Taking Julian Stevens’ letter first, I do not seek to judge individual advisers but the financial services business itself and, like Mr Stevens, I have also experienced difficulty in charging fees in the past.
That said, many IFAs have overcome this problem and have either moved over solely to fees or have fused their remuneration by charging a mixture of fees and commission.
We strongly believe that, as IFAs work for their clients, they should be remunerated by fees only and perhaps now is the time for all IFAs to make this transition on an appointed day.
Clients would soon get the message and there would then be a much clearer distinction between IFAs and product sellers.
Of course, IFAs that rely on commission-related volume business, such as networks, may find that this would not suit their business model, particularly if their business also needs personal loans from product providers in the form of indemnity commission. The IFA sector would probably shrink as a result but this may not be a bad thing for clients as volume commission negotiations may then be squeezed out the system
Mr Stevens raised three product-related sales scenarios: 1: the need to protect a mortgage against the problems that would be caused by serious illness, 2: setting aside money on a regular basis to ensure a secure retirement, and 3: the need to get a better return on inherited money than a bank can provide.
Well, the advice, products and providers are unlikely to be consistent from IFA to IFA but, on the assumption they are, could it just be possible that a product may not be the best advice in each instance? Particularly scenarios 2 and 3 – cynical maybe, but how many people can look forward to a secure retirement and, with the current market depression, some clients may be wishing they had kept their money in a competitive bank account.
In scenario 1, it appears that critical-illness insurance or PHI or MPPI/ASU, or a mixture of these, will do the trick. However, how many IFAs have actually read and understood all of the terms and condition relating to such policies and also undertake comprehensive regular surveys/ comparisons?
Some may recommend PHI, as that usually provides better long-term income protection, although it is more complicated to explain and underwrite. Or would the MPPI/ASU product be an easier sale – good value until the insurers try to avoid paying a claim?
Perhaps Mr Stevens is right in that financial services Utopia is never going to happen.
With regard to hourly fee rates, this depends on the nature of the work under-taken and we would suggest that Mr Stevens carries out some internet research on successful fee-charging IFA practices.
Mr Stevens reviews his clients’ investment portfolios at least once a year and we assume he perhaps receives fund-based commission to cover this cost.
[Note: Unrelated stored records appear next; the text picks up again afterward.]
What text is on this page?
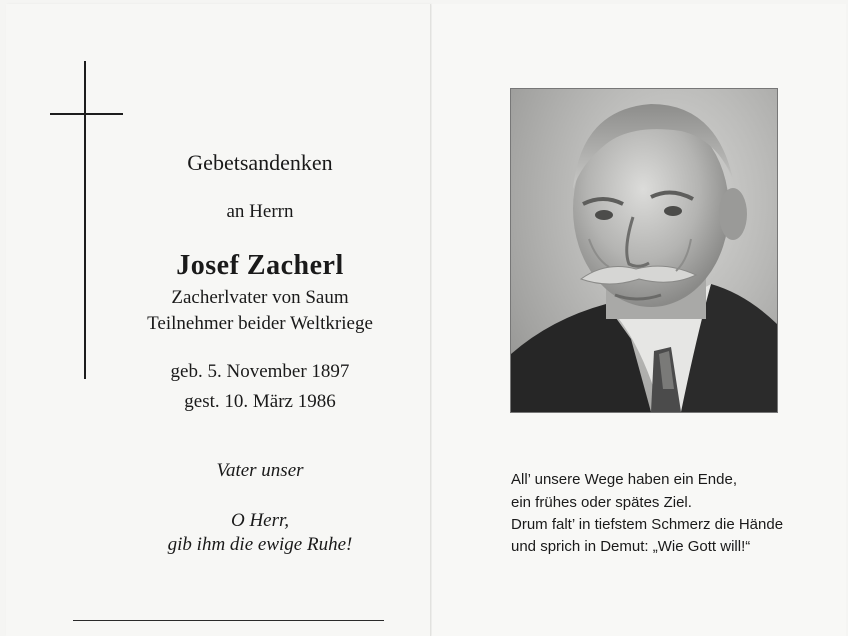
Gebetsandenken
an Herrn
Josef Zacherl
Zacherlvater von Saum
Teilnehmer beider Weltkriege
geb. 5. November 1897
gest. 10. März 1986
Vater unser
O Herr,
gib ihm die ewige Ruhe!
All’ unsere Wege haben ein Ende,
ein frühes oder spätes Ziel.
Drum falt’ in tiefstem Schmerz die Hände
und sprich in Demut: „Wie Gott will!“
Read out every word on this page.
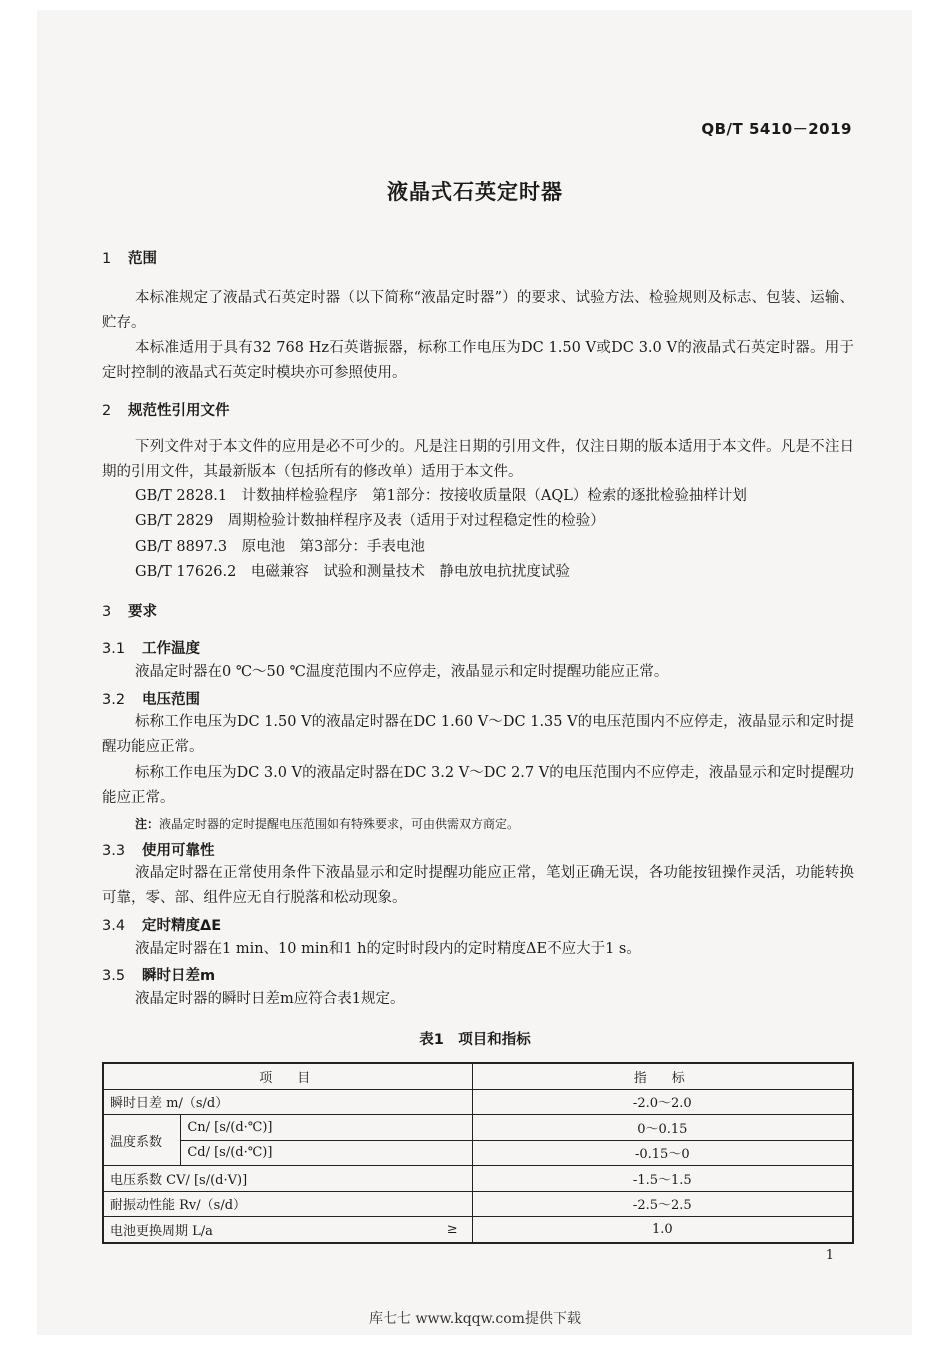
QB/T 5410－2019
液晶式石英定时器
1 范围
本标准规定了液晶式石英定时器（以下简称“液晶定时器”）的要求、试验方法、检验规则及标志、包装、运输、贮存。
本标准适用于具有32 768 Hz石英谐振器，标称工作电压为DC 1.50 V或DC 3.0 V的液晶式石英定时器。用于定时控制的液晶式石英定时模块亦可参照使用。
2 规范性引用文件
下列文件对于本文件的应用是必不可少的。凡是注日期的引用文件，仅注日期的版本适用于本文件。凡是不注日期的引用文件，其最新版本（包括所有的修改单）适用于本文件。
GB/T 2828.1　计数抽样检验程序　第1部分：按接收质量限（AQL）检索的逐批检验抽样计划
GB/T 2829　周期检验计数抽样程序及表（适用于对过程稳定性的检验）
GB/T 8897.3　原电池　第3部分：手表电池
GB/T 17626.2　电磁兼容　试验和测量技术　静电放电抗扰度试验
3 要求
3.1 工作温度
液晶定时器在0 ℃～50 ℃温度范围内不应停走，液晶显示和定时提醒功能应正常。
3.2 电压范围
标称工作电压为DC 1.50 V的液晶定时器在DC 1.60 V～DC 1.35 V的电压范围内不应停走，液晶显示和定时提醒功能应正常。
标称工作电压为DC 3.0 V的液晶定时器在DC 3.2 V～DC 2.7 V的电压范围内不应停走，液晶显示和定时提醒功能应正常。
注：液晶定时器的定时提醒电压范围如有特殊要求，可由供需双方商定。
3.3 使用可靠性
液晶定时器在正常使用条件下液晶显示和定时提醒功能应正常，笔划正确无误，各功能按钮操作灵活，功能转换可靠，零、部、组件应无自行脱落和松动现象。
3.4 定时精度ΔE
液晶定时器在1 min、10 min和1 h的定时时段内的定时精度ΔE不应大于1 s。
3.5 瞬时日差m
液晶定时器的瞬时日差m应符合表1规定。
表1　项目和指标
项　目		指　标
瞬时日差 m/（s/d）		-2.0～2.0
温度系数	Cn/ [s/(d·℃)]	0～0.15
	Cd/ [s/(d·℃)]	-0.15～0
电压系数 CV/ [s/(d·V)]		-1.5～1.5
耐振动性能 Rv/（s/d）		-2.5～2.5

电池更换周期 L/a ≥		1.0
1
库七七 www.kqqw.com提供下载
However, the time it takes to review clients’ funds will not usually be proportionate so it is unlikely that a review for a client with funds of £200,000 will take double the time of a client with £100,000. So it would seem more appropriate to charge fees for the review and recommendations but until then it seems reasonable to cap such commission relative to the time spent.
With regard to Mr Jamieson’s letter, he is right to state that independent advice should be best but there is no guarantee that the advice will be impartial and better than that of an up-market direct sales consultant, even if the independent IFA really does research the whole of the marketplace.
With regard to with-profits funds, it is encouraging to learn that Phoenix produced such a good return but I have personal knowledge of a London Life 25-year low-cost traditional with-profits endowment policy with LAPR returning £22,600 on a target amount of £26,500, around £20,000 below original expectations of £45,000.
I agree with Mr Jamieson that there are still some good reasons for recommending investment bonds but the point I was making was that it is wrong that the value of a product can differ so much from adviser to adviser subject to the level of commission taken. If you buy a 420g can of Heinz baked beans from Asda, you will expect the same quantity and quality if you buy a 420g can from Tesco but there will usually be a difference in the total cost of the can. You would not expect there to be up to 7 per cent less beans in the can.
It is good to read that you are giving back to the community by occasionally working with the Citizens Advice Bureau. In my own way, I am trying to improve the financial services situation for the disadvantaged.